Ora, percebo que há quatro anos se pudesse dizer isto.
Mas depois de quatro anos de presidência, em que Lula da Silva até pôde sair da cadeia por razões formais e concorrer à Presidência da República, como pode dizer-se que Bolsonaro, se fosse reeleito, representaria um risco para a democracia?
Custa-me a perceber.
Quanto às sondagens, falharam fragorosamente, uma vez mais.
Analistas explicaram o fenómeno com o ‘voto envergonhado’: os eleitores de direita não assumirão nas sondagens a sua escolha, distorcendo os resultados.
A teoria não é nova, mas também não é verdadeira: nas últimas eleições em Portugal, nenhuma sondagem dava ao PS a maioria absoluta. Nenhuma. Ora, obteve-a. E o PS não é propriamente um partido da direita…
É preciso encontrar outra explicação.
Mas atenção: não falharam apenas as sondagens – falharam também rotundamente os comentadores.
Estes têm obrigação de saber ler a realidade para lá das sondagens – caso contrário, não serviriam para nada.
Se se limitarem a ver os resultados das sondagens e debitar sobre eles, são inúteis.
Ora, durante meses, acreditaram na enorme vantagem de Lula sobre Bolsonaro e discorreram alegremente sobre ela, sem se colocarem dúvidas.
Os próprios jornalistas não foram capazes de perceber o que se passava e embarcaram na onda.

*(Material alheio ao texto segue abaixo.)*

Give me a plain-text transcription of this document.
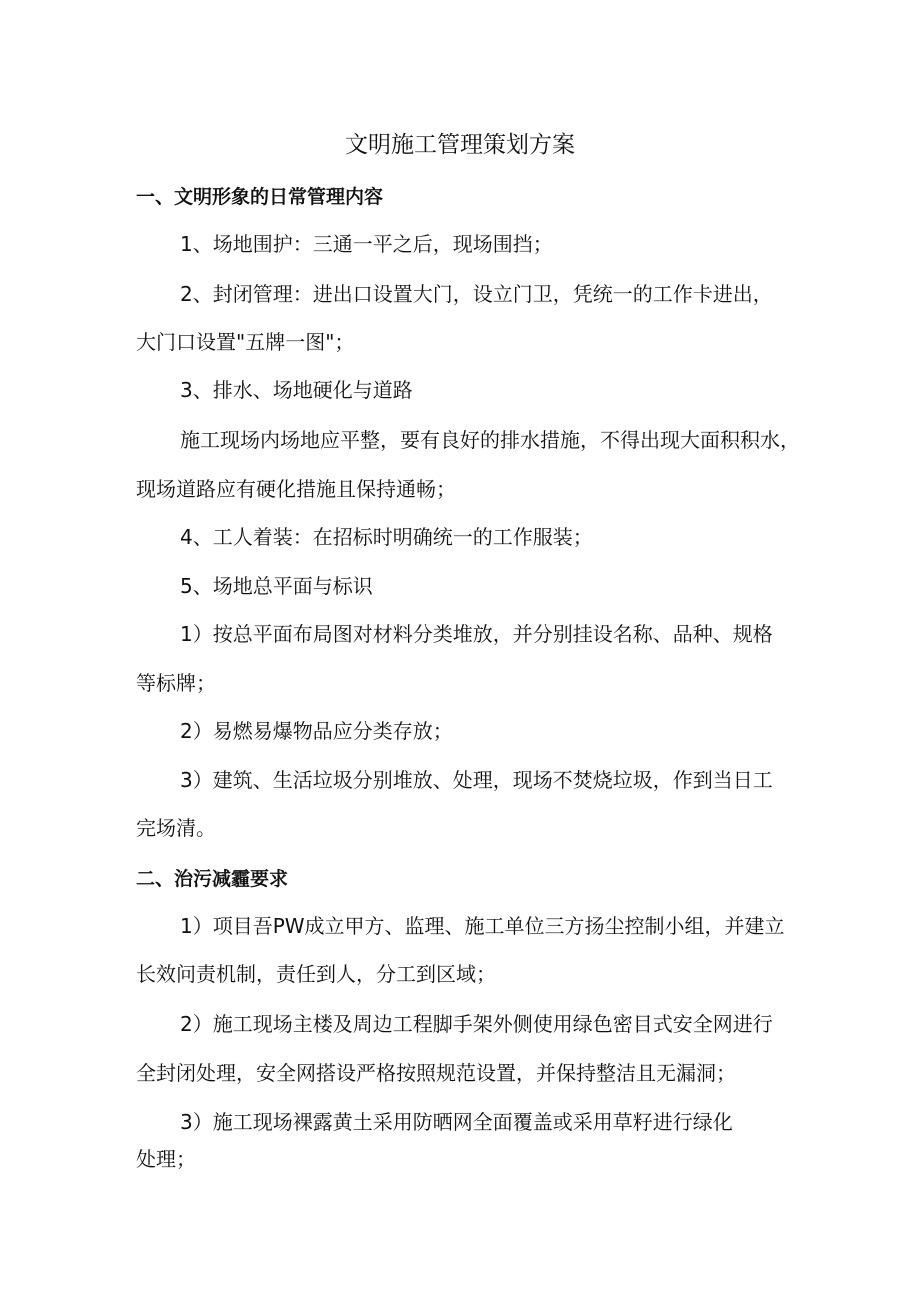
文明施工管理策划方案
一、文明形象的日常管理内容
1、场地围护：三通一平之后，现场围挡；
2、封闭管理：进出口设置大门，设立门卫，凭统一的工作卡进出，
大门口设置"五牌一图"；
3、排水、场地硬化与道路
施工现场内场地应平整，要有良好的排水措施，不得出现大面积积水，
现场道路应有硬化措施且保持通畅；
4、工人着装：在招标时明确统一的工作服装；
5、场地总平面与标识
1）按总平面布局图对材料分类堆放，并分别挂设名称、品种、规格
等标牌；
2）易燃易爆物品应分类存放；
3）建筑、生活垃圾分别堆放、处理，现场不焚烧垃圾，作到当日工
完场清。
二、治污减霾要求
1）项目吾PW成立甲方、监理、施工单位三方扬尘控制小组，并建立
长效问责机制，责任到人，分工到区域；
2）施工现场主楼及周边工程脚手架外侧使用绿色密目式安全网进行
全封闭处理，安全网搭设严格按照规范设置，并保持整洁且无漏洞；
3）施工现场裸露黄土采用防晒网全面覆盖或采用草籽进行绿化
处理；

Acontece que havia razões para ter dúvidas.
As gigantescas manifestações pró-Bolsonaro quereriam dizer alguma coisa.
E depois havia os factos.
Qual era, nas últimas eleições, o grande problema do Brasil?
A insegurança e a violência urbana.
E qual era o segundo maior problema do Brasil?
A corrupção.
Ora, nesta campanha, não se falou de violência e quase não se falou de corrupção.
Aparentemente, deixaram de ser grandes problemas.
E isso deveu-se a quem?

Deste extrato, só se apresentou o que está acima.